Objectives: SOD1 mice were randomly divided into BFR and no-treatment groups, with each group containing 6 males and 6 females (5 females in the BFR group). Under 1-2% isoflurane anesthesia, the BFR group underwent weekly unilateral hindlimb BFR using a rubber band on the left thigh for three 10-minute cycles, each separated by a 10-minute break. Survival was monitored over 28 weeks, and functional data were collected biweekly using Blackbox, a device that combines imaging and machine learning to track body posture and paw contact forces. Beige-differentiated FAPs were analyzed via single-cell mRNA sequencing to investigate genes potentially explaining the observed improvement in ALS outcomes.

Results: The median survival of ALS mice treated with BFR therapy was 24 weeks, compared to 20 weeks in controls (p=0.021). Multivariate Cox regression confirmed improved survival associated with BFR (HR 0.38; 95% CI 0.15-0.98, p=0.030), independent of sex. Functional analysis showed that BFR-treated mice maintained stride length until death (p>0.05) and exhibited significantly faster walking speeds at 18 weeks (p=0.018), 20 weeks (p=0.009), and 24 weeks (p=0.046). BFR-treated ALS mice showed improved biomechanics, with paw weight-bearing during walking resembling WT mice more than untreated controls (p=0.03). Single-cell analysis revealed significant downregulation of FUS and upregulation of SOD1 and C9orf72 in beige-differentiated FAPs.

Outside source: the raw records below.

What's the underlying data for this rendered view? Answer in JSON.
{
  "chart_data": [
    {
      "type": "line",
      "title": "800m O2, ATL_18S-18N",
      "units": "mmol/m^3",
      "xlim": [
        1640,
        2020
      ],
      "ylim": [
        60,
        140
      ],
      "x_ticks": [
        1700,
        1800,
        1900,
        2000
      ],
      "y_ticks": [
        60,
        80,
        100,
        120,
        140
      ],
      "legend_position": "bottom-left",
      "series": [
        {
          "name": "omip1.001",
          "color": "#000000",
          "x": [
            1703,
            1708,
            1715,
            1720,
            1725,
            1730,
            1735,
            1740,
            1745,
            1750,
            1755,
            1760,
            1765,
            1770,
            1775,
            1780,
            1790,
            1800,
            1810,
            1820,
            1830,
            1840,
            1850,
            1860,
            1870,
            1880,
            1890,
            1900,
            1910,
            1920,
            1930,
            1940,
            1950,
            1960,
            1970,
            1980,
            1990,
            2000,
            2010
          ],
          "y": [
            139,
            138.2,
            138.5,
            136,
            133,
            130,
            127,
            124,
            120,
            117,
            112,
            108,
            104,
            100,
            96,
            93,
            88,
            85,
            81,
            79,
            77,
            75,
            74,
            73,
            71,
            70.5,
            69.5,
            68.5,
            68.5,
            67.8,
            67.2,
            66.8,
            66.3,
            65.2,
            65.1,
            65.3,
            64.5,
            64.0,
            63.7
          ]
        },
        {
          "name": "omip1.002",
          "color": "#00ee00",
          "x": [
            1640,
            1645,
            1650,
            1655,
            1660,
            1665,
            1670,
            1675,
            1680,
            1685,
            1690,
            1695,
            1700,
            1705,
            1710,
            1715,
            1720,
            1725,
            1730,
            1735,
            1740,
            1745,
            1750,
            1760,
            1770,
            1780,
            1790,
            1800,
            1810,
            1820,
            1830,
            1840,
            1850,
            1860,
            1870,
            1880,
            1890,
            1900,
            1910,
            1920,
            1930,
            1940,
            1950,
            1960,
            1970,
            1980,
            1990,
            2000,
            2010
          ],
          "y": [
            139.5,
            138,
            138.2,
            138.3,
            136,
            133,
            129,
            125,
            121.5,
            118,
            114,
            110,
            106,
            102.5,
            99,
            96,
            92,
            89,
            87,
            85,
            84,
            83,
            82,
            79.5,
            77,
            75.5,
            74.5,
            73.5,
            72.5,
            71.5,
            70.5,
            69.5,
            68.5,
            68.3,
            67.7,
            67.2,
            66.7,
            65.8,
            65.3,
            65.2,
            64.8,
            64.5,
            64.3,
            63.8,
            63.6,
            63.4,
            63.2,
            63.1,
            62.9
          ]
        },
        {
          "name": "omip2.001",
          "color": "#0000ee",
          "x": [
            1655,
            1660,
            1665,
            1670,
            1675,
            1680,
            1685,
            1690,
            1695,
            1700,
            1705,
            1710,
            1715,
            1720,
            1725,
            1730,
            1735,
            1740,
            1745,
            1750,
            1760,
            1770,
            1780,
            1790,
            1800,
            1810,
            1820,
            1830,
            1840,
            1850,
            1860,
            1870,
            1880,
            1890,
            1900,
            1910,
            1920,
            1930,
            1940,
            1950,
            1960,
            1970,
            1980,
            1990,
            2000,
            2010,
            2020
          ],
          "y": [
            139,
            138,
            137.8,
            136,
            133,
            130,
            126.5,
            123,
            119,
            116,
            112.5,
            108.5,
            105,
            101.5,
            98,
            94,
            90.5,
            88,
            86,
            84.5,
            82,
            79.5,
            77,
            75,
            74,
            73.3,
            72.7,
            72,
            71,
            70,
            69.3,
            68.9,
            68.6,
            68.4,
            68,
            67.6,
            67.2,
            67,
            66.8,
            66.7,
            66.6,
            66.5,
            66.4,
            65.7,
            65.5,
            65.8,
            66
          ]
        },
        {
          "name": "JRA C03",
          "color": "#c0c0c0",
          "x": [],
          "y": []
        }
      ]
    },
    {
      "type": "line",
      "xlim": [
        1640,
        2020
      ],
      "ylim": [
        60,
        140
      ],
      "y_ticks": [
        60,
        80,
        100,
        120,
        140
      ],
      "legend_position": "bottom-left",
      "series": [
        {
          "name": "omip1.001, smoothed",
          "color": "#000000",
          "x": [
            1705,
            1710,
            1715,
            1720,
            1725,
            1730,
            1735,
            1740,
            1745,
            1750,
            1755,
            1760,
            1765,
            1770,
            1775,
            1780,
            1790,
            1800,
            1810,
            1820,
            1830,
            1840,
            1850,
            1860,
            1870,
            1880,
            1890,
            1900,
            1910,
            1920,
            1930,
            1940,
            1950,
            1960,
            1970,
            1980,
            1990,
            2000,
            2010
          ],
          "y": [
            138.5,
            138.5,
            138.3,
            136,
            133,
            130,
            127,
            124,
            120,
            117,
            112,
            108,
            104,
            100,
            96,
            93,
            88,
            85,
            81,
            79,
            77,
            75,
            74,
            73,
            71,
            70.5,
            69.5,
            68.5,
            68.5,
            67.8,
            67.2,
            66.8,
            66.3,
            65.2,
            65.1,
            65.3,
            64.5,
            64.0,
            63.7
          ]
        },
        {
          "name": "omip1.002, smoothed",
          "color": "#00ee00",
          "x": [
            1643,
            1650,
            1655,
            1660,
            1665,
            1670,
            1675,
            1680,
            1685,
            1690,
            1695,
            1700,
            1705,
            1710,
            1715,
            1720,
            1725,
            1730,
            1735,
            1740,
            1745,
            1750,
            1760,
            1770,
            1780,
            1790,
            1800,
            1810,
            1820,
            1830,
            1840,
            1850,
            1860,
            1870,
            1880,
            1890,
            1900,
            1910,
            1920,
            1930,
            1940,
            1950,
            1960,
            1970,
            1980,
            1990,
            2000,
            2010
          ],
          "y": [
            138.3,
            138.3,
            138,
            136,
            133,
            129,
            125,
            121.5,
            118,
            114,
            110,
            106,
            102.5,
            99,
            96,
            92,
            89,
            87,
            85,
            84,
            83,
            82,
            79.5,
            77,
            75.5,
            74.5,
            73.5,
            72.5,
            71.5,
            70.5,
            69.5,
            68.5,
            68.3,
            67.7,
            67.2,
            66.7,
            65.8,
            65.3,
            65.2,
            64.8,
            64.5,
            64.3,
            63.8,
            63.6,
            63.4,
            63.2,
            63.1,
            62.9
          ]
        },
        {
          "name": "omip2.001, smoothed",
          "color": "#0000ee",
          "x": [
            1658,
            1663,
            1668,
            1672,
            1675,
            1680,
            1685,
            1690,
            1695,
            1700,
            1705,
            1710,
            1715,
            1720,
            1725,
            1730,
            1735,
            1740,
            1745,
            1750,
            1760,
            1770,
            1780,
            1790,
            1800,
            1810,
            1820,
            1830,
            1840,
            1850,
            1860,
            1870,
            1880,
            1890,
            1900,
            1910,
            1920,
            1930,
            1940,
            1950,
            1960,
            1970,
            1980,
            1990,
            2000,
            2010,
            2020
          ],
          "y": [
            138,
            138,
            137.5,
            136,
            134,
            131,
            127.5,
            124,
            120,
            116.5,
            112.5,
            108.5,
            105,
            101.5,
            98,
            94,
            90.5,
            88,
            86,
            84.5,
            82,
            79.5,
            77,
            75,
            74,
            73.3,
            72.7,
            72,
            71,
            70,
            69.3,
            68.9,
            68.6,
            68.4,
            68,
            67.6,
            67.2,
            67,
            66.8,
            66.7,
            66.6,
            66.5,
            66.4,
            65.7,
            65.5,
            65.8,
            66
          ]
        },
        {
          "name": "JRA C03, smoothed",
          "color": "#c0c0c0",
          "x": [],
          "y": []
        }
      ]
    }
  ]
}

Discussion: Our encouraging results indicate the potential of BFR to manage functional decline and improve survival in ALS. Although BFR was applied only to the left hindlimb, it demonstrated systemwide effects, delaying the onset of paralysis in all limbs. Further research is needed to evaluate the combined effects of BFR and low-intensity exercise, which traditionally yields better outcomes than BFR at rest. Additional studies should investigate the factors released into the bloodstream due to BFR, as they may serve as direct therapeutic targets for ALS.